We were asked to support other families going through the court process. We learned that Nevada did not have a DUI law pertaining to drug use. Frequently, drug use charges were dropped and drivers were charged with Involuntary Manslaughter and/or Felony Reckless driving, neither offence mandated prison time. Resulting in drivers would walking out of court on probation without any penalties to their driving record.
We supported a single Mother, whose 15yr son was standing outside the disabled car he had been riding in, when he was hit and killed by a marijuana impaired driver. That driver was on probation at the time of the car crash for marijuana use and possession. He was found guilty of involuntary manslaughter, his probation extended. He walked out of the courtroom, into his car and drove away.
My son’s birthday was Christmas Day. That Christmas of 1997, instead of sending Christmas Cards to friends and family, I wrote letters to every Nevada State Legislator telling our story, adding a picture of Stephen and asking for a law making it illegal to drive with illegal drugs in your system. I got 13 replies and several phone calls.

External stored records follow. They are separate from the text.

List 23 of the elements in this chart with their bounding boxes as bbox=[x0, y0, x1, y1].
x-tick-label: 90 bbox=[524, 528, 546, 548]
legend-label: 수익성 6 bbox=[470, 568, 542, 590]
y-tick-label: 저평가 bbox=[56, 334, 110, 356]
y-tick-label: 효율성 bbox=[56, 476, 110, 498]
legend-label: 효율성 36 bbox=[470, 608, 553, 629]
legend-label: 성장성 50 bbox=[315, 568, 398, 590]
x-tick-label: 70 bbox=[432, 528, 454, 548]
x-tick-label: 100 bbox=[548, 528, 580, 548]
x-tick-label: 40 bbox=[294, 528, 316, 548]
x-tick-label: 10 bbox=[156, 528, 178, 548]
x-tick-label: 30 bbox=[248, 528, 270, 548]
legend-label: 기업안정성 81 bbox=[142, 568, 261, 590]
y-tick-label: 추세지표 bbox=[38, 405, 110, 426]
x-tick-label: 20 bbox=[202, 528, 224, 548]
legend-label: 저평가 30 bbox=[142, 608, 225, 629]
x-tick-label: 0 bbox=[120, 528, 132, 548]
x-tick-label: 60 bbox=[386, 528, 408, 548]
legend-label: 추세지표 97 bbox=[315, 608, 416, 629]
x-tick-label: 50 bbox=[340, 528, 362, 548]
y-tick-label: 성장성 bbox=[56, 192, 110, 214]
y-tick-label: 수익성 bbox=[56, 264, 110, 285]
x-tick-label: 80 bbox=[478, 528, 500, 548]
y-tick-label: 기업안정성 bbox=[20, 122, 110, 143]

A first term Assemblyman met with us. He allowed us full access to his resources. We sat together and wrote a drug, zero tolerance per se bill, AB196. We gathered the support of two other victim families and Northern Nevada MADD. Our bill failed but Nevada State Senator Jon Porter had introduced a similar bill (SB481) and we were encouraged to help lobby it into law.
In 1999, together four Nevada victim families helped pass SB481 into law, establishing a marijuana 2ng THC per se law. It has survived two State Supreme Court Challenges and provided justice for countless victims of marijuana impaired drivers.
Since passage of that legislative bill into law, we have returned to testify in opposition to the many challenges to the law. These include exempting medical marijuana card holders from the law and raising the THC level from 2ng THC to 100ng THC. We have supported changes that strengthened the law by removing urine test and specifying blood levels of THC. We have supported legislation such as 24/7 program, which allows 2nd time DUI offenders to participate in testing twice a day, 7 days a week for alcohol and random drug testing. We support legislation which would allow Nevada Highway Patrol to draw blood. We have also supported the legislative efforts of other DUI victims.
We have volunteered as Victim Impact Panel speakers for Northern Nevada DUI Task Force and have been court observers for MADD. We supported families going through the court process for Stop DUI in Las Vegas. We have actively opposed legalization of recreational marijuana and medical marijuana that does not have FDA approval. We are members of Northern Nevada DUI Task Force, the Nevada State Strategic Safety Plan DUI committee, and attend Join Together Northern Nevada marijuana committee meetings.
I never imagined my life would involve being a victim advocate, a political activist or as active and involved with my community over the almost 25 years since Stephen’s death. I do not like the word “victim”, although I have used it several times in this story, I prefer the word “Survivor”.
We know of many families permanently damaged by the use of marijuana. It has been impossible for us to do nothing to prevent such devastation. I believe if the public sat in our courtrooms and heard how many lives are adversely affected by drug use our country would not be pursuing more liberal marijuana use laws. You cannot bring back a life lost.